Hamlet (cigar)
Hamlet is a well-known brand of cigar produced by the Gallaher Group division of Japan Tobacco. They are available in several varieties, miniatures and also a regular length. They were regularly referred to as the 'mild cigar' in their advertising.
Product type | Cigar |
---|---|
Produced by | Japan Tobacco |
Introduced | 1964 |
Hamlet cigars were first launched in the UK in 1964, and more recently have been launched in a number of other western European markets. They are most famous in the UK for their comical advertisements, which presented scenes in which a man, having failed dismally at something, is consoled by lighting a Hamlet cigar.
Much of the humour in the ads came from the fact that the product being advertised was deliberately unclear until the tell-tale cigar appeared, accompanied by the tune of Bach's Air on the G String, played by French musician Jacques Loussier, and the line "Happiness is a cigar called Hamlet". For example, one advertisement created a diversion by appearing to be advertising beer: a man, dying of thirst in a desert, finds a can of Heineken but accidentally spills it all into the sand; so instead he lights up a Hamlet cigar.
Another ad from the series, produced in 1986 by Collett Dickenson Pearce,[1] recreated a skit from the debut episode of BBC Scotland sketch show Naked Video which first aired just months earlier.[2] The show's unkempt Baldy Man character (as played by Gregor Fisher) struggles to pose calmly in a photo booth, and after his height-adjustable seat drops him almost out of the frame, is heard to strike a match. As Fisher's face reenters the screen, he exhales smoke and smiles as a voiceover reads the slogan. The cigar, its packaging and even the brand's logo never appear on the screen.[3]
Since the UK banned all tobacco advertising on television, cinema and radio in the 1990s,[4] as did much of Europe during that decade, the adverts are no longer aired. The final cinema adverts were initially shown from 1999 with the special slogan "Happiness will always be a cigar called Hamlet,"[5] although they reverted to the original tagline for a period after the UK tobacco industry refused to cease advertising voluntarily. It was eventually forced to do so by the Tobacco Advertising and Promotion Act 2002.[6]
The closure of the century-old[7] former J. R. Freeman's factory in Cardiff at which Hamlet's cigars were produced was announced in September 2007, and production transitioned to Gallaher's Ballymena factory by September 2009.[8] The Cardiff factory was demolished the following year.[9] By 2014 plans were afoot to move production again — this time to Lodz, Poland[10][11] — with the Ballymena facility also to be shuttered by 2017.
In popular culture
The television comical advertisements have been parodied in other shows.
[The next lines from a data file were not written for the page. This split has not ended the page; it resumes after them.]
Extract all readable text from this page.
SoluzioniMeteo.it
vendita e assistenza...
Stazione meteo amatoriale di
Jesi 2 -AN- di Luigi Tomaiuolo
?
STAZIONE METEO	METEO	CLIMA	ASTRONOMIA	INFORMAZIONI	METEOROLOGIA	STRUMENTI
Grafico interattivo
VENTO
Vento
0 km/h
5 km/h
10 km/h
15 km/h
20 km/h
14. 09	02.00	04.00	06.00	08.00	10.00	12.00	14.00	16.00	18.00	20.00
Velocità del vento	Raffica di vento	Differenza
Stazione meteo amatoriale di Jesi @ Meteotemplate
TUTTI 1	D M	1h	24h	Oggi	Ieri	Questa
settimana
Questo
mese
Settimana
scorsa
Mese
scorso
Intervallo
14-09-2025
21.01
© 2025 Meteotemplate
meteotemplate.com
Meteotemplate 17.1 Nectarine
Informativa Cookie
One example was in a Dave Allen comedy sketch showing a scene depicting the assassination of President Lincoln immediately followed by his wife consoling herself by smoking a Hamlet cigar accompanied by its signature tune.
References
- Mahoney, Mick (25 October 2018). "Best ads in 50 years: Mastering the one-shot ad with Hamlet Cigars". Campaign. Retrieved 8 January 2021.
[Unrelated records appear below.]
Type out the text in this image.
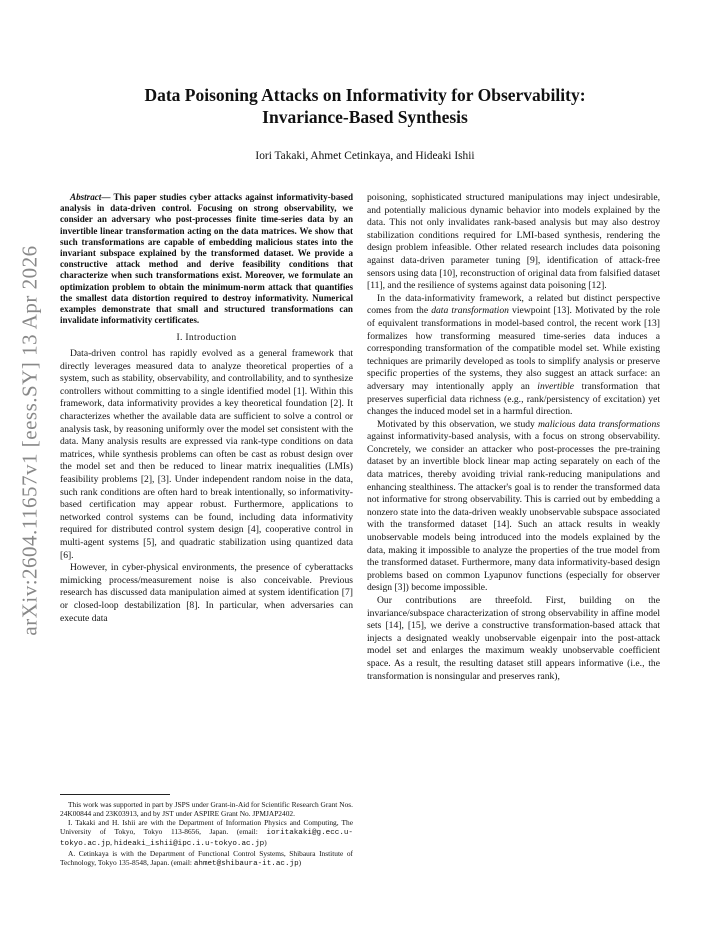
arXiv:2604.11657v1 [eess.SY] 13 Apr 2026
Data Poisoning Attacks on Informativity for Observability:
Invariance-Based Synthesis
Iori Takaki, Ahmet Cetinkaya, and Hideaki Ishii

Abstract— This paper studies cyber attacks against informativity-based analysis in data-driven control. Focusing on strong observability, we consider an adversary who post-processes finite time-series data by an invertible linear transformation acting on the data matrices. We show that such transformations are capable of embedding malicious states into the invariant subspace explained by the transformed dataset. We provide a constructive attack method and derive feasibility conditions that characterize when such transformations exist. Moreover, we formulate an optimization problem to obtain the minimum-norm attack that quantifies the smallest data distortion required to destroy informativity. Numerical examples demonstrate that small and structured transformations can invalidate informativity certificates.

I. Introduction

Data-driven control has rapidly evolved as a general framework that directly leverages measured data to analyze theoretical properties of a system, such as stability, observability, and controllability, and to synthesize controllers without committing to a single identified model [1]. Within this framework, data informativity provides a key theoretical foundation [2]. It characterizes whether the available data are sufficient to solve a control or analysis task, by reasoning uniformly over the model set consistent with the data. Many analysis results are expressed via rank-type conditions on data matrices, while synthesis problems can often be cast as robust design over the model set and then be reduced to linear matrix inequalities (LMIs) feasibility problems [2], [3]. Under independent random noise in the data, such rank conditions are often hard to break intentionally, so informativity-based certification may appear robust. Furthermore, applications to networked control systems can be found, including data informativity required for distributed control system design [4], cooperative control in multi-agent systems [5], and quadratic stabilization using quantized data [6].

However, in cyber-physical environments, the presence of cyberattacks mimicking process/measurement noise is also conceivable. Previous research has discussed data manipulation aimed at system identification [7] or closed-loop destabilization [8]. In particular, when adversaries can execute data

This work was supported in part by JSPS under Grant-in-Aid for Scientific Research Grant Nos. 24K00844 and 23K03913, and by JST under ASPIRE Grant No. JPMJAP2402.

I. Takaki and H. Ishii are with the Department of Information Physics and Computing, The University of Tokyo, Tokyo 113-8656, Japan. (email: ioritakaki@g.ecc.u-tokyo.ac.jp, hideaki_ishii@ipc.i.u-tokyo.ac.jp)

A. Cetinkaya is with the Department of Functional Control Systems, Shibaura Institute of Technology, Tokyo 135-8548, Japan. (email: ahmet@shibaura-it.ac.jp)

poisoning, sophisticated structured manipulations may inject undesirable, and potentially malicious dynamic behavior into models explained by the data. This not only invalidates rank-based analysis but may also destroy stabilization conditions required for LMI-based synthesis, rendering the design problem infeasible. Other related research includes data poisoning against data-driven parameter tuning [9], identification of attack-free sensors using data [10], reconstruction of original data from falsified dataset [11], and the resilience of systems against data poisoning [12].

In the data-informativity framework, a related but distinct perspective comes from the data transformation viewpoint [13]. Motivated by the role of equivalent transformations in model-based control, the recent work [13] formalizes how transforming measured time-series data induces a corresponding transformation of the compatible model set. While existing techniques are primarily developed as tools to simplify analysis or preserve specific properties of the systems, they also suggest an attack surface: an adversary may intentionally apply an invertible transformation that preserves superficial data richness (e.g., rank/persistency of excitation) yet changes the induced model set in a harmful direction.

Motivated by this observation, we study malicious data transformations against informativity-based analysis, with a focus on strong observability. Concretely, we consider an attacker who post-processes the pre-training dataset by an invertible block linear map acting separately on each of the data matrices, thereby avoiding trivial rank-reducing manipulations and enhancing stealthiness. The attacker's goal is to render the transformed data not informative for strong observability. This is carried out by embedding a nonzero state into the data-driven weakly unobservable subspace associated with the transformed dataset [14]. Such an attack results in weakly unobservable models being introduced into the models explained by the data, making it impossible to analyze the properties of the true model from the transformed dataset. Furthermore, many data informativity-based design problems based on common Lyapunov functions (especially for observer design [3]) become impossible.

Our contributions are threefold. First, building on the invariance/subspace characterization of strong observability in affine model sets [14], [15], we derive a constructive transformation-based attack that injects a designated weakly unobservable eigenpair into the post-attack model set and enlarges the maximum weakly unobservable coefficient space. As a result, the resulting dataset still appears informative (i.e., the transformation is nonsingular and preserves rank),
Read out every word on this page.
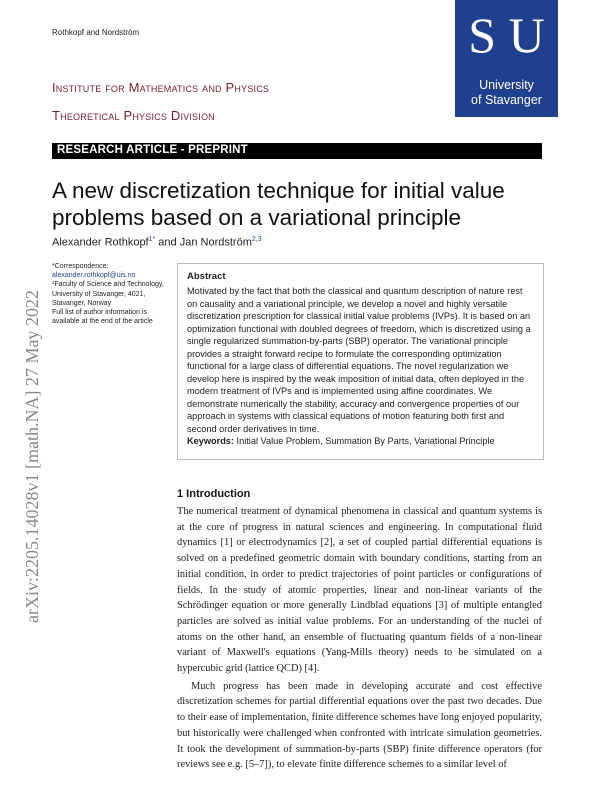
Rothkopf and Nordström	S U
University
of Stavanger
Institute for Mathematics and Physics
Theoretical Physics Division
RESEARCH ARTICLE - PREPRINT
A new discretization technique for initial value problems based on a variational principle
Alexander Rothkopf$^{1*}$ and Jan Nordström$^{2,3}$
arXiv:2205.14028v1 [math.NA] 27 May 2022
*Correspondence:
alexander.rothkopf@uis.no
¹Faculty of Science and Technology, University of Stavanger, 4021, Stavanger, Norway
Full list of author information is available at the end of the article
Abstract
Motivated by the fact that both the classical and quantum description of nature rest on causality and a variational principle, we develop a novel and highly versatile discretization prescription for classical initial value problems (IVPs). It is based on an optimization functional with doubled degrees of freedom, which is discretized using a single regularized summation-by-parts (SBP) operator. The variational principle provides a straight forward recipe to formulate the corresponding optimization functional for a large class of differential equations. The novel regularization we develop here is inspired by the weak imposition of initial data, often deployed in the modern treatment of IVPs and is implemented using affine coordinates. We demonstrate numerically the stability, accuracy and convergence properties of our approach in systems with classical equations of motion featuring both first and second order derivatives in time.
Keywords: Initial Value Problem, Summation By Parts, Variational Principle
1 Introduction

The numerical treatment of dynamical phenomena in classical and quantum systems is at the core of progress in natural sciences and engineering. In computational fluid dynamics [1] or electrodynamics [2], a set of coupled partial differential equations is solved on a predefined geometric domain with boundary conditions, starting from an initial condition, in order to predict trajectories of point particles or configurations of fields. In the study of atomic properties, linear and non-linear variants of the Schrödinger equation or more generally Lindblad equations [3] of multiple entangled particles are solved as initial value problems. For an understanding of the nuclei of atoms on the other hand, an ensemble of fluctuating quantum fields of a non-linear variant of Maxwell's equations (Yang-Mills theory) needs to be simulated on a hypercubic grid (lattice QCD) [4].

Much progress has been made in developing accurate and cost effective discretization schemes for partial differential equations over the past two decades. Due to their ease of implementation, finite difference schemes have long enjoyed popularity, but historically were challenged when confronted with intricate simulation geometries. It took the development of summation-by-parts (SBP) finite difference operators (for reviews see e.g. [5–7]), to elevate finite difference schemes to a similar level of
- "Naked Video" Episode #1.1 (TV Episode 1986) - IMDb, retrieved 2021-01-08
- "Hamlet Cigars 'Photo Booth' TV advert - YouTube". www.youtube.com. Retrieved 2021-01-08.
- "Tobacco advertising: your questions answered". the Guardian. 2000-11-09. Retrieved 2021-01-08.
- Week, Marketing (1999-11-04). "UK tobacco industry rejects plea to revive voluntary advertising ban". Marketing Week. Retrieved 2021-01-08.
- "Tobacco Advertising and Promotion Act 2002", Wikipedia, 2020-02-19, retrieved 2021-01-08
- "JR Freeman Cigars - a location from Victory of the Daleks(DW)". The Locations Guide to Doctor Who, Torchwood, and the Sarah Jane Adventures. Retrieved 2021-01-08.
- "184 tobacco jobs go at city plant". 2007-09-27. Retrieved 2021-01-08.
- McWatt, Julia (2010-09-23). "Cigar factory demolished". WalesOnline. Retrieved 2021-01-08.
- "Ballymena cigarette factory JTI Gallaher to close". BBC News. 2014-10-07. Retrieved 2021-01-08.
- "JTI Gallaher Relocation". Project Design Engineers. 2016-07-22. Retrieved 2021-01-08.